Candidato pelo social-democrata Partido Revolucionário Moderno (PRM), Abinader, que acaba de se recuperar do coronavírus, busca revanche. Competiu em 2016 contra o presidente Danilo Medina e o PLD, ficando em um segundo lugar distante com 34,98% dos votos contra 61,74% do atual presidente.

Desta vez, o panorama é diferente, pois domina as pesquisas.
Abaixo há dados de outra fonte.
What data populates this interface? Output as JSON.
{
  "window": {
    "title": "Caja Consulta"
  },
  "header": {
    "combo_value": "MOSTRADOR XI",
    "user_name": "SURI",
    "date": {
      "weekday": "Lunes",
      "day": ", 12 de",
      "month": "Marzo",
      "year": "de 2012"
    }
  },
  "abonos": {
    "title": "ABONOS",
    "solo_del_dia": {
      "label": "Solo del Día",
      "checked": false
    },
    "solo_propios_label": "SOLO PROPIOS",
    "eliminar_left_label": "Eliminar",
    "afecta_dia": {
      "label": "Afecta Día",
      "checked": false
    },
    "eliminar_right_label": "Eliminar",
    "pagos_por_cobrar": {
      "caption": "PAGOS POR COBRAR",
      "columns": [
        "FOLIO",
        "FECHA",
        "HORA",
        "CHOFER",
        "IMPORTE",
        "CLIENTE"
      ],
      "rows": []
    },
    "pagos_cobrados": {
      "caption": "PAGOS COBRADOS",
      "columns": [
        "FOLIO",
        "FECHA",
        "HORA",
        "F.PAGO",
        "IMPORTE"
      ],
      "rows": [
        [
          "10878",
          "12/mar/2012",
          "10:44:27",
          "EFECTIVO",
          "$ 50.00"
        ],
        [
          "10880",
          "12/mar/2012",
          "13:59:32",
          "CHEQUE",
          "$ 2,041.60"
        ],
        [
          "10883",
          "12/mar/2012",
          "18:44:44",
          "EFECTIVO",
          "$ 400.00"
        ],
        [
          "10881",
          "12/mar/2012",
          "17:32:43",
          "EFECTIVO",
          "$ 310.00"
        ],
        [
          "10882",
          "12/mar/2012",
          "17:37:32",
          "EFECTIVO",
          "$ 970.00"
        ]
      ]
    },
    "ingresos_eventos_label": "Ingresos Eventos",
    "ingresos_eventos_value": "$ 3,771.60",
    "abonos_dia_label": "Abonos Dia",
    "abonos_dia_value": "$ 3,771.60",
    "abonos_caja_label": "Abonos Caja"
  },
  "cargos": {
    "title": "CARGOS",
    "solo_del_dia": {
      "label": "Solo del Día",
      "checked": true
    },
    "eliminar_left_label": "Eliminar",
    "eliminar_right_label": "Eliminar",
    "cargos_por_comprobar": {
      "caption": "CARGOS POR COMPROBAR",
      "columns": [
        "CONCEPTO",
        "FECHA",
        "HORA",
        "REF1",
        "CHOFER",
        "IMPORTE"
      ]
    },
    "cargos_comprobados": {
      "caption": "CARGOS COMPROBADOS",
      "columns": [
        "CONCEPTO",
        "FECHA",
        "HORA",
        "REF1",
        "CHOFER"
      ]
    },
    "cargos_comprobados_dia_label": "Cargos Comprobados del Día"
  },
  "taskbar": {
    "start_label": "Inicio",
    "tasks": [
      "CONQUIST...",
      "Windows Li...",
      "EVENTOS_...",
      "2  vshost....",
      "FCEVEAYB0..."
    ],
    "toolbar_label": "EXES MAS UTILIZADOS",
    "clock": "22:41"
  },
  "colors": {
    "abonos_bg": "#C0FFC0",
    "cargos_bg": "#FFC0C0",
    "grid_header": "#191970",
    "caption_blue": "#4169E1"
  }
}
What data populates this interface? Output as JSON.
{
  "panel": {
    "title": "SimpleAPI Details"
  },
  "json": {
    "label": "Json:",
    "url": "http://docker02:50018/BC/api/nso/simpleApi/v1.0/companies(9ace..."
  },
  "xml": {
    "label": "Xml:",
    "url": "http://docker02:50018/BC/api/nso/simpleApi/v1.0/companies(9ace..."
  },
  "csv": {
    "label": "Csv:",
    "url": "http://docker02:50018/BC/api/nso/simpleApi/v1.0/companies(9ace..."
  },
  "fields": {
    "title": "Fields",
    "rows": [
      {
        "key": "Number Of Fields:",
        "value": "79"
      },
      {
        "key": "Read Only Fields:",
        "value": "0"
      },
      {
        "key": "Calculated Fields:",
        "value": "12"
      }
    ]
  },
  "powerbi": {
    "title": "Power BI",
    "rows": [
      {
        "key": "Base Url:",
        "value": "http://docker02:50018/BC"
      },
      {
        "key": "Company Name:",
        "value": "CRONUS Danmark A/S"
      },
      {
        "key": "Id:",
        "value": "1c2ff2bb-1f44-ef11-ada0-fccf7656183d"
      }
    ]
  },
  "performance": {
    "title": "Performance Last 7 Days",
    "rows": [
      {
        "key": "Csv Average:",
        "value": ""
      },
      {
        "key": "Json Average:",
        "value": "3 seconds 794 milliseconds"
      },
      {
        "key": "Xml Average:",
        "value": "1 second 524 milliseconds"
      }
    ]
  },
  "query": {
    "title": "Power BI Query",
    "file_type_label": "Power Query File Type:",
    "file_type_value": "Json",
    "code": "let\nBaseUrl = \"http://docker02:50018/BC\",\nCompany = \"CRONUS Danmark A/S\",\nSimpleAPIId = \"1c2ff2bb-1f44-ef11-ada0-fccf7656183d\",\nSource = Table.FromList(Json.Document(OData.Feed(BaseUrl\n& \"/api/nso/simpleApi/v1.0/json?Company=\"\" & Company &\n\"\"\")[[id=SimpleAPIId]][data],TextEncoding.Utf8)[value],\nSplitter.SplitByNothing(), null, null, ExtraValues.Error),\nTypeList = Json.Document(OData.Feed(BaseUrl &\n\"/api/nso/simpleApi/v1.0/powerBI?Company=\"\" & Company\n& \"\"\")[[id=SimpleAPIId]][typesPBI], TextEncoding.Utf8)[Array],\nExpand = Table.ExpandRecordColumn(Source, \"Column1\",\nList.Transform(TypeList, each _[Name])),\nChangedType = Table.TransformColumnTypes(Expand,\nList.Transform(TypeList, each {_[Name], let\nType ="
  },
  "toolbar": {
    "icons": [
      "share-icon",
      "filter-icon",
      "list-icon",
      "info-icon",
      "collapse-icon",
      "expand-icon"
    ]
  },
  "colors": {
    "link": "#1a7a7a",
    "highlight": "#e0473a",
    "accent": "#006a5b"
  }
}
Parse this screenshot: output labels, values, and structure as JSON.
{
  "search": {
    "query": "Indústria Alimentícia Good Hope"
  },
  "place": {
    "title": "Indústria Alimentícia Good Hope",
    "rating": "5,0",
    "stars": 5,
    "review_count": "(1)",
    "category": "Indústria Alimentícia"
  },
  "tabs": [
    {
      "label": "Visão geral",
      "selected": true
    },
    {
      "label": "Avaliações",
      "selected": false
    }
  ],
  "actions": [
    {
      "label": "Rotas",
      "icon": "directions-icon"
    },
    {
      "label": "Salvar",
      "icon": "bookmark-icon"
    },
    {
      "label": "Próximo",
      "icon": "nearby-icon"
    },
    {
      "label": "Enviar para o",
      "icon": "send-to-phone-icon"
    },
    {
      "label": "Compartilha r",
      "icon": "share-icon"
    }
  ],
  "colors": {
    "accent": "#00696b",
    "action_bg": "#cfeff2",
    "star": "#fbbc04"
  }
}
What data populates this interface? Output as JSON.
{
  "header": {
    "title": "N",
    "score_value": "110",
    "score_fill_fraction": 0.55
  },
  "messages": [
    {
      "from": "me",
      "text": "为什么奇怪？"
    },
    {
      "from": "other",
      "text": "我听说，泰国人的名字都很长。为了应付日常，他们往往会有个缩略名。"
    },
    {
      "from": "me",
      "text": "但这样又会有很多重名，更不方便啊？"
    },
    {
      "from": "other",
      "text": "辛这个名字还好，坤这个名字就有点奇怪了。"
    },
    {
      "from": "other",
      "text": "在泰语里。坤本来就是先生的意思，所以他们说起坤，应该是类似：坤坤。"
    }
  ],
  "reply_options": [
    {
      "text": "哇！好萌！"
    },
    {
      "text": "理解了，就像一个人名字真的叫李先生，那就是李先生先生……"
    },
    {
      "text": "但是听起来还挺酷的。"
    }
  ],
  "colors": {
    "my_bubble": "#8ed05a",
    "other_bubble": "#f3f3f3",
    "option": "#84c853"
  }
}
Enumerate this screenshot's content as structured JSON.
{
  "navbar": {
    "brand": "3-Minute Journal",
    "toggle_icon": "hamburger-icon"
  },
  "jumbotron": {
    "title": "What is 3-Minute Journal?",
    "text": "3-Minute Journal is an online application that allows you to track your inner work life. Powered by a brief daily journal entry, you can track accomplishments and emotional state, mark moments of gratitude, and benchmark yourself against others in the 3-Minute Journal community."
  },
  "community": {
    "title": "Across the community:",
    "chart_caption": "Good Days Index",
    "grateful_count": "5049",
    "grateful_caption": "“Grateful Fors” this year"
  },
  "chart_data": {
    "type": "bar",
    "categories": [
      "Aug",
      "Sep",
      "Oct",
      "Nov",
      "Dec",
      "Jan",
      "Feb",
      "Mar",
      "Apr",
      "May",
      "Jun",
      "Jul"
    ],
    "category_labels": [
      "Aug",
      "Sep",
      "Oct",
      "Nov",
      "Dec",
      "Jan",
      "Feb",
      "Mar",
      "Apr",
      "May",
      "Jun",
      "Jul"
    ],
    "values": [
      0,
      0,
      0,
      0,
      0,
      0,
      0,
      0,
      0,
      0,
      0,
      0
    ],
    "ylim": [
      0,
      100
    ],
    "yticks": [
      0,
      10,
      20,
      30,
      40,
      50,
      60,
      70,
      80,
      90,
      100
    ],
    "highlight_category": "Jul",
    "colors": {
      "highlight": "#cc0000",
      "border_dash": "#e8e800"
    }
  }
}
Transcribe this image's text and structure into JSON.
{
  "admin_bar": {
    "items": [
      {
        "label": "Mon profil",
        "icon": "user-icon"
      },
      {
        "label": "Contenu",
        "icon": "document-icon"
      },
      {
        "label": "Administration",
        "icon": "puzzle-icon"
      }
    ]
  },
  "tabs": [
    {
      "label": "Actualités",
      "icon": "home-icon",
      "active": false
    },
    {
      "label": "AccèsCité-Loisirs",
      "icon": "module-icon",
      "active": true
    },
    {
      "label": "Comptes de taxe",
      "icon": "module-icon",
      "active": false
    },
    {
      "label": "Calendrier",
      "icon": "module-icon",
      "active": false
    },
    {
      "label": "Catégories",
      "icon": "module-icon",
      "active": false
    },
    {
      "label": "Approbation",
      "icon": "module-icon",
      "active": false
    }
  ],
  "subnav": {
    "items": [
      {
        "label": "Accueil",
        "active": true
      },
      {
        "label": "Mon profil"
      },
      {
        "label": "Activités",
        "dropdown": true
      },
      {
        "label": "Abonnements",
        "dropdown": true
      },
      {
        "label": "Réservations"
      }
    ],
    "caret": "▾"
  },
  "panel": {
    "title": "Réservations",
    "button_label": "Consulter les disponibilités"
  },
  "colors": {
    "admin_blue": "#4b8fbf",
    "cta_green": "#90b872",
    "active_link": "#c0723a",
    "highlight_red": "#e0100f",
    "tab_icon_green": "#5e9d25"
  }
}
A mais recente, da empresa Greenberg, coloca a preferência de voto para Abinader em 56%.

– Castillo, aumento inesperado –

Há um ano, Gonzalo Castillo não imaginava que seria candidato presidencial.

Se apresenta como “o filho de um barbeiro e uma dona de casa” que começou no mundo empresarial com um pequeno negócio de conserto de computadores.

Agora é acionista de cinco empresas nas Ilhas Virgens Britânicas e uma no Panamá, segundo sua declaração sob juramento de 2019.

O líder de 59 anos, originário de Barahona, ao sul da ilha, é casado com Silvia López, que se mantém longe dos olhos do público. Possuem três filhos.

– Leonel Fernández pela quarta vez –

Carismático político que governou a República Dominicana em três oportunidades (1996-2000, 2004-2008 e 2008-2012), Leonel Fernández rompeu com o PLD, partido no qual militou por 46 anos, após perder para Gonzalo Castillo no primeiro turno.

Denunciando “fraude”, Fernández montou em tempo recorde outro partido, Força do Povo, com o qual concorre a um quarto mandato.

De Santo Domingo, o ex-presidente foi chefe de missões de observadores eleitorais da Organização dos Estados Americanos (OEA) e em 2016 foi facilitador de um diálogo fracassado entre o governo de Nicolás Maduro e a oposição venezuelana.